KVUE - MUST CREDIT - NO ACCESS AUSTIN, TEXAS, NO USE US BROADCAST NETWORKS
Austin, Texas - 13 December 2018
+++WHITE FLASH BETWEEN SOTS+++
1. SOUNDBITE: (English) Diedre O'Brien, Vice President of People, Apple Inc.
"We are so thrilled to announce that we'll be opening a new campus here in north Austin." (Applause)
2. SOUNDBITE: (English) Diedre O'Brien, Vice President of People, Apple Inc.:
"It'll be one hundred and thirty three acres, which is a significant campus. It's just part of a plan that we have to expand across the U.S., but a key part. We'll start with 5000 seats in the first phase, and we'll have the ability to expand to 15000 in total over time. "
3. SOUNDBITE: (English) Diedre O'Brien, Vice President of People, Apple Inc.
"This makes Apple Austin's largest employer and we're incredibly proud of that."
4. SOUNDBITE: (English) Kristina Raspe, Vice President of Global Real Estate, Apple Inc.
"Everything Apple does flows through Austin.
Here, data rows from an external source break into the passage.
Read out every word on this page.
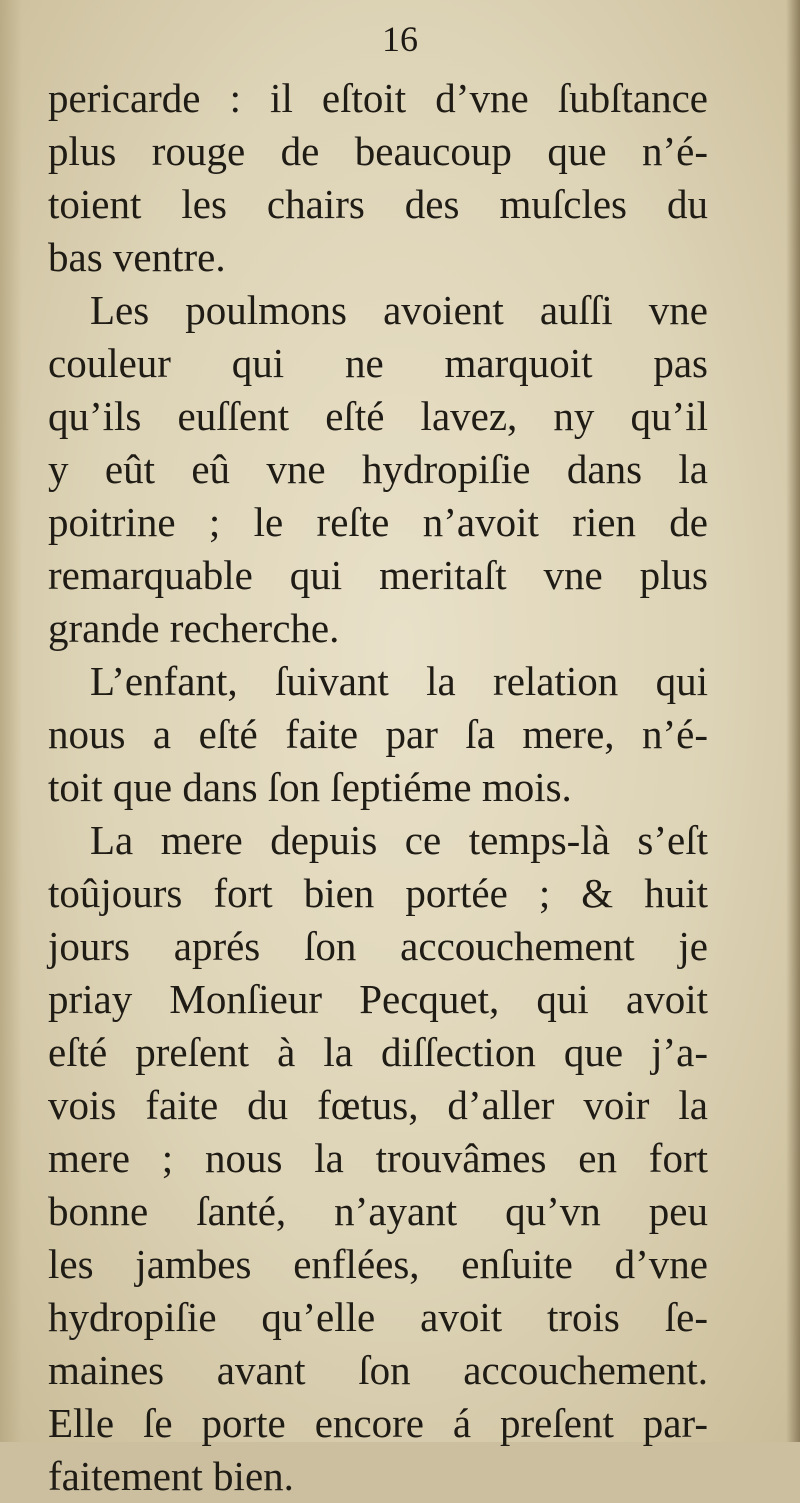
16
pericarde : il eſtoit d’vne ſubſtance
plus rouge de beaucoup que n’é-
toient les chairs des muſcles du
bas ventre.
Les poulmons avoient auſſi vne
couleur qui ne marquoit pas
qu’ils euſſent eſté lavez, ny qu’il
y eût eû vne hydropiſie dans la
poitrine ; le reſte n’avoit rien de
remarquable qui meritaſt vne plus
grande recherche.
L’enfant, ſuivant la relation qui
nous a eſté faite par ſa mere, n’é-
toit que dans ſon ſeptiéme mois.
La mere depuis ce temps-là s’eſt
toûjours fort bien portée ; & huit
jours aprés ſon accouchement je
priay Monſieur Pecquet, qui avoit
eſté preſent à la diſſection que j’a-
vois faite du fœtus, d’aller voir la
mere ; nous la trouvâmes en fort
bonne ſanté, n’ayant qu’vn peu
les jambes enflées, enſuite d’vne
hydropiſie qu’elle avoit trois ſe-
maines avant ſon accouchement.
Elle ſe porte encore á preſent par-
faitement bien.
So, it makes sense that the jobs created here will cover the gamut."
5. SOUNDBITE: (English) Mayor Steve Adler, (D) Austin:
"Apple is a phenomenal community neighbor and participant and part of this community."
Apple will build a $1 billion campus in Austin, Texas, break ground on smaller locations in Seattle, San Diego and Culver City, California, and over the next three years expand in Pittsburgh, New York and Boulder, Colorado, Boston, and Portland, Oregon.
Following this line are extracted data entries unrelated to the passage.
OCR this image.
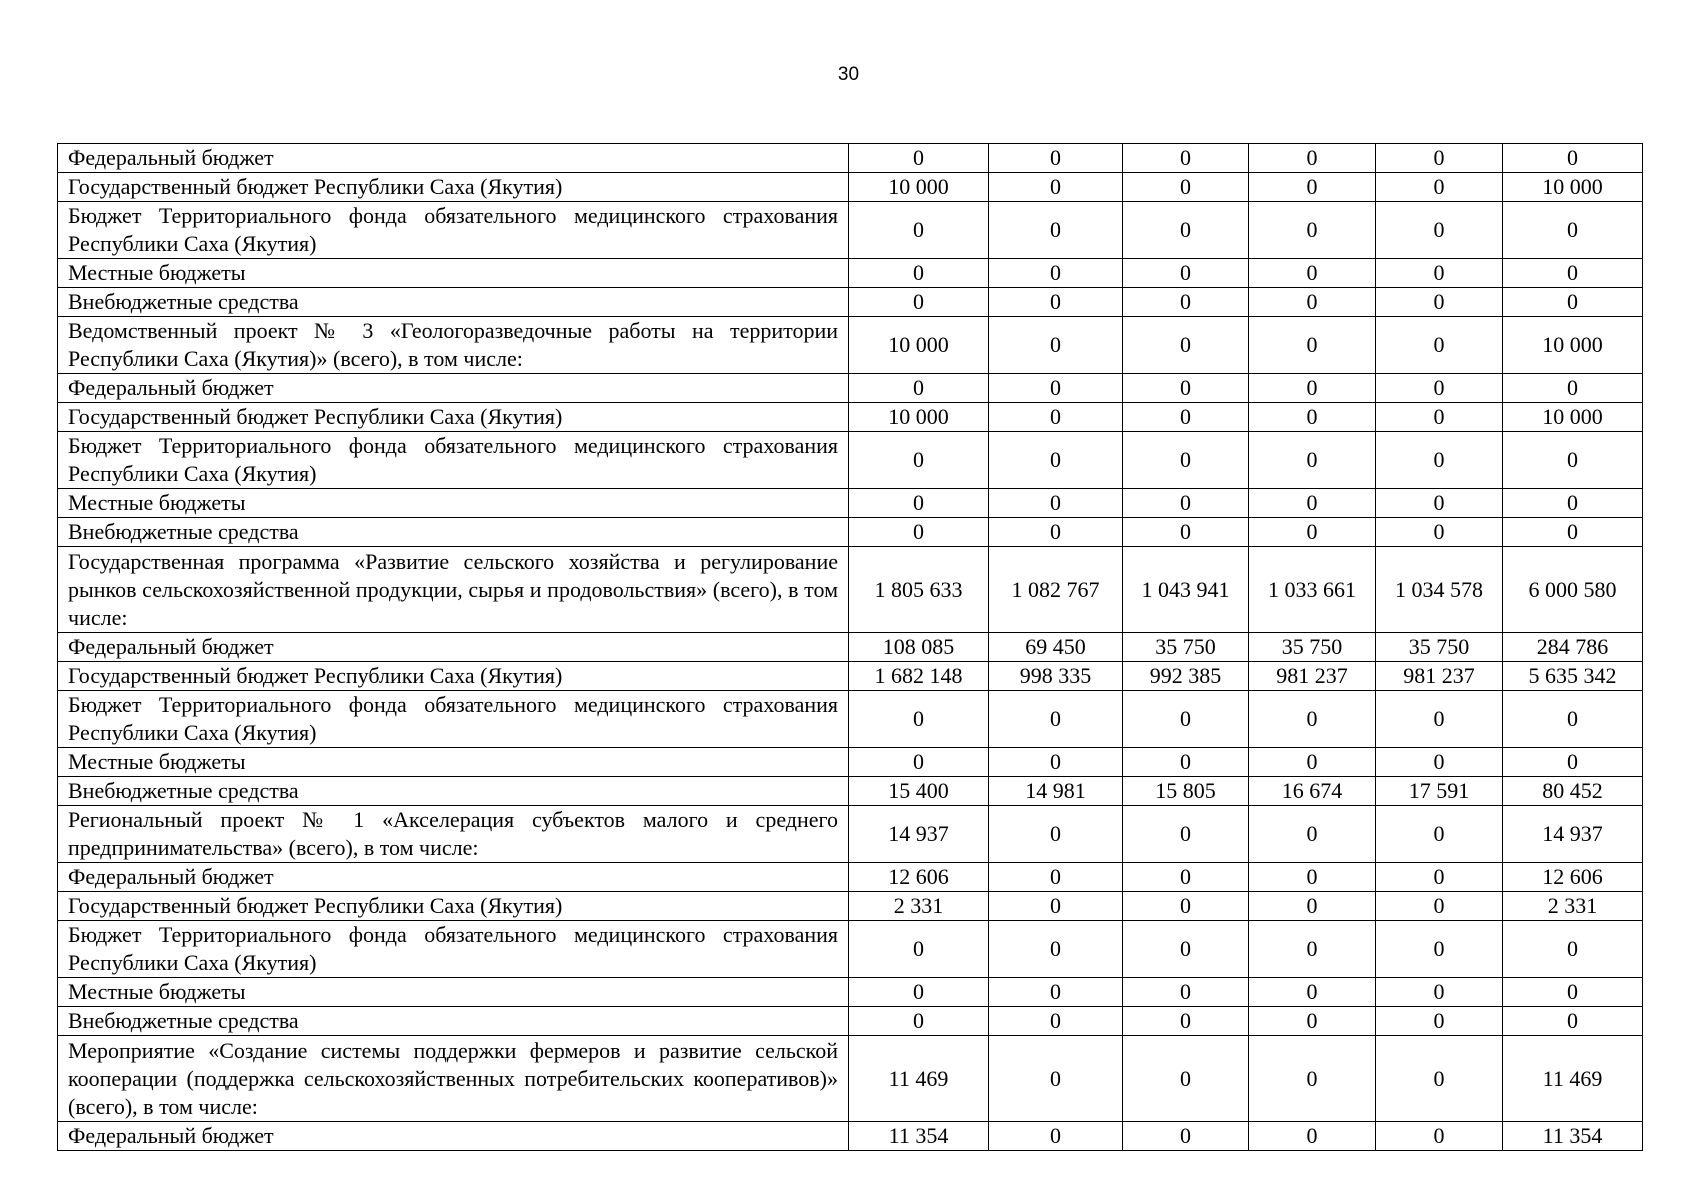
30
Федеральный бюджет	0	0	0	0	0	0
Государственный бюджет Республики Саха (Якутия)	10 000	0	0	0	0	10 000
Бюджет Территориального фонда обязательного медицинского страхования Республики Саха (Якутия)	0	0	0	0	0	0
Местные бюджеты	0	0	0	0	0	0
Внебюджетные средства	0	0	0	0	0	0
Ведомственный проект № 3 «Геологоразведочные работы на территории Республики Саха (Якутия)» (всего), в том числе:	10 000	0	0	0	0	10 000
Федеральный бюджет	0	0	0	0	0	0
Государственный бюджет Республики Саха (Якутия)	10 000	0	0	0	0	10 000
Бюджет Территориального фонда обязательного медицинского страхования Республики Саха (Якутия)	0	0	0	0	0	0
Местные бюджеты	0	0	0	0	0	0
Внебюджетные средства	0	0	0	0	0	0
Государственная программа «Развитие сельского хозяйства и регулирование рынков сельскохозяйственной продукции, сырья и продовольствия» (всего), в том числе:	1 805 633	1 082 767	1 043 941	1 033 661	1 034 578	6 000 580
Федеральный бюджет	108 085	69 450	35 750	35 750	35 750	284 786
Государственный бюджет Республики Саха (Якутия)	1 682 148	998 335	992 385	981 237	981 237	5 635 342
Бюджет Территориального фонда обязательного медицинского страхования Республики Саха (Якутия)	0	0	0	0	0	0
Местные бюджеты	0	0	0	0	0	0
Внебюджетные средства	15 400	14 981	15 805	16 674	17 591	80 452
Региональный проект № 1 «Акселерация субъектов малого и среднего предпринимательства» (всего), в том числе:	14 937	0	0	0	0	14 937
Федеральный бюджет	12 606	0	0	0	0	12 606
Государственный бюджет Республики Саха (Якутия)	2 331	0	0	0	0	2 331
Бюджет Территориального фонда обязательного медицинского страхования Республики Саха (Якутия)	0	0	0	0	0	0
Местные бюджеты	0	0	0	0	0	0
Внебюджетные средства	0	0	0	0	0	0
Мероприятие «Создание системы поддержки фермеров и развитие сельской кооперации (поддержка сельскохозяйственных потребительских кооперативов)» (всего), в том числе:	11 469	0	0	0	0	11 469
Федеральный бюджет	11 354	0	0	0	0	11 354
The tech giant said Thursday that the new campus will open with 5,000 new positions, but it will have the capacity to eventually accommodate 15,000 employees in fields ranging from engineering or research and development, to sales and support.
The three other new locations will have more than 1,000 employees each.
Early this year, Apple said that it would make more than $30 billion in capital expenditures in the U.S. over the next five years.
That, the company said in January, would create more than 20,000 new jobs at existing and new campuses that Apple planned to build.
Where U.S. companies open new facilities or plants has always had the potential for public and political backlash.
That potential has intensified under the Trump administration, which has pushed companies to keep more of their operations inside the country's borders.
While CEO Tim Cook has steered mostly clear of President Donald Trump's ire, Apple did receive some push back three months ago from the White House.
Apple sent a letter to the U.S. trade representative warning that the burgeoning trade war with China and rising tariffs could force higher prices for U.S. consumers.
Trump in a tweet told Apple to start making its products in the U.S., and not China.
Apple uses a lot of overseas facilities in China and elsewhere to produce components and its products.
There are already 6,000 Apple employees in Austin, its largest operation outside of company headquarters in Cupertino, California, where 37,000 people are employed.
Apple said nearly a year ago that it would begin canvassing the U.S. for another campus.